While salary growth may range from a marginally positive to stagnant or even negative, the increment for some of the super-specialized profiles can go beyond 15%, said 'TeamLease Jobs & Salaries Primer Report 2020'
NEW DELHI: Employers are quite conservative in offering salary hikes to their employees in 2020-21 due to covid-19’s impact on businesses, but select specialized profiles are getting cherry-picked for good increments, a fresh survey from human resource firm TeamLease Services showed Tuesday.
While salary growth may range from a marginally positive to stagnant or even negative, the increment for some of the “super-specialized" profiles can go beyond 15%, said 'TeamLease Jobs & Salaries Primer Report 2020' that captured the salary trend of 252,000 employees in 17 sectors in nine cities.
“While businesses will stay conservative with salary increments, they have not shied away from rewarding specialized skills. In fact, the pandemic has amplified the importance of skilled profiles in the world of work. It has bought to forefront the trinity between skills, performance and rewards.
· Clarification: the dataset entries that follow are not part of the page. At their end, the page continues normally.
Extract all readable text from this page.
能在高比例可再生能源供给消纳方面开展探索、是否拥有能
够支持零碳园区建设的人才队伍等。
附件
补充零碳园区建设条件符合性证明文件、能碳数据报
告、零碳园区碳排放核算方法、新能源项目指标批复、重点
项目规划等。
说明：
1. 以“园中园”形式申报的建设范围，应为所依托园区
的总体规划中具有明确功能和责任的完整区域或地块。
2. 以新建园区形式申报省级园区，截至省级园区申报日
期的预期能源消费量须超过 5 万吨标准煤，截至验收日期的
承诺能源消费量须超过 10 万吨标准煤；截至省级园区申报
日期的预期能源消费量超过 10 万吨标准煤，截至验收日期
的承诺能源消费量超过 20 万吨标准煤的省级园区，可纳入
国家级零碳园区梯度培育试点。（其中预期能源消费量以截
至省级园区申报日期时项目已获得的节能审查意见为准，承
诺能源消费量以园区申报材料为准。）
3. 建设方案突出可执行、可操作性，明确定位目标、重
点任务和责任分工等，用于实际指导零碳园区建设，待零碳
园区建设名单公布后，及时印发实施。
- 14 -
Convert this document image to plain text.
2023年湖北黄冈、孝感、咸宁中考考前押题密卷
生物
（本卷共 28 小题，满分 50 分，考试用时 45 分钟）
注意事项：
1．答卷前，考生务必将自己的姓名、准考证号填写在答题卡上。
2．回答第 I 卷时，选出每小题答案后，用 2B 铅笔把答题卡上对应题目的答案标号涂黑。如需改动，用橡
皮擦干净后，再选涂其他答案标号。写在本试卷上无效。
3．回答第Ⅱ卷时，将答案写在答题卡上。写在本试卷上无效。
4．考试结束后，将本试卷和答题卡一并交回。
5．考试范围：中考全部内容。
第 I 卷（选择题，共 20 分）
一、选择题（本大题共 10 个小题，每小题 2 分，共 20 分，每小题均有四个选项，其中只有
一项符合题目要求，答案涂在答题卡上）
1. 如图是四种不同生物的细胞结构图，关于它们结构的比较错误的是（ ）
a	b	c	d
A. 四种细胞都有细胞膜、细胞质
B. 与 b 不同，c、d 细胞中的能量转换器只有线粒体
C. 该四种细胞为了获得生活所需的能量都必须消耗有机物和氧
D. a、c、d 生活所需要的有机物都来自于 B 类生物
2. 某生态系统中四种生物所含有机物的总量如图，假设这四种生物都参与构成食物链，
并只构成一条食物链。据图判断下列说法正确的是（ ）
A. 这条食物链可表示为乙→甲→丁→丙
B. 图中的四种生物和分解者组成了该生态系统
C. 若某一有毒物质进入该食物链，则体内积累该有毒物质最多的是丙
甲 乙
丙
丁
The 15% increment that companies are willing to offer to specialized profiles is a testimony of this," said Rituparna Chakraborty, co-founder and executive vice president of TeamLease.
The report said profiles like product experts in e-commerce and startup ecosystem, collection officers in industrial manufacturing, Hadoop experts in banking and financial sectors, animators in education service and digital marketing jobs in information technology and knowledge services space will see a boost.
The survey forecasts profiles like project management in IT, product consultants in consumer durables and general trade manager in fast moving consumer goods segments, human resource generalist in agrochemical and automobiles are going to stagnate.
The report said fast growth profiles like warehouse executive in e-commerce and tech startups have received around 11.22% hike and educational service supervisor has received 5.8% jump.
Skills and performance are essential discriminants that fetch disproportionate rewards and the mundane gets the short shrift this time around, and this portends to be the sign of the future, Chakraborty wrote in the report, further adding “All of a sudden, businesses are faced with upheaval and volatility. They need specialized talent to steer them into tomorrow with great alacrity. This crisis has hard lessons in financial management, for all of us, regardless of the size of the business we manage."
The report said gap between temporary and permanent workers’ salaries has stabilized with 15 out of 17 sectors having achieved near pay parity between the two categories. Sectors like automobile, banking and financials, BPO, construction and real estate saw less than 5% variance in pay structure of temporary and permanent employees.
It further said blue collar profiles were rewarded relatively more handsomely. Some 82% of all blue-collar profiles got a salary growth of 8.5% or more, as compared with 37% of all white-collar profiles that received similar increment levels. But this may be seen with a fact that since migrants went home during March and April, the shortage of hands in sectors like constructions and textiles pushed the payment structure for blue collar workers and as more people return, economists have said, the wage structure will see a fall in urban centers.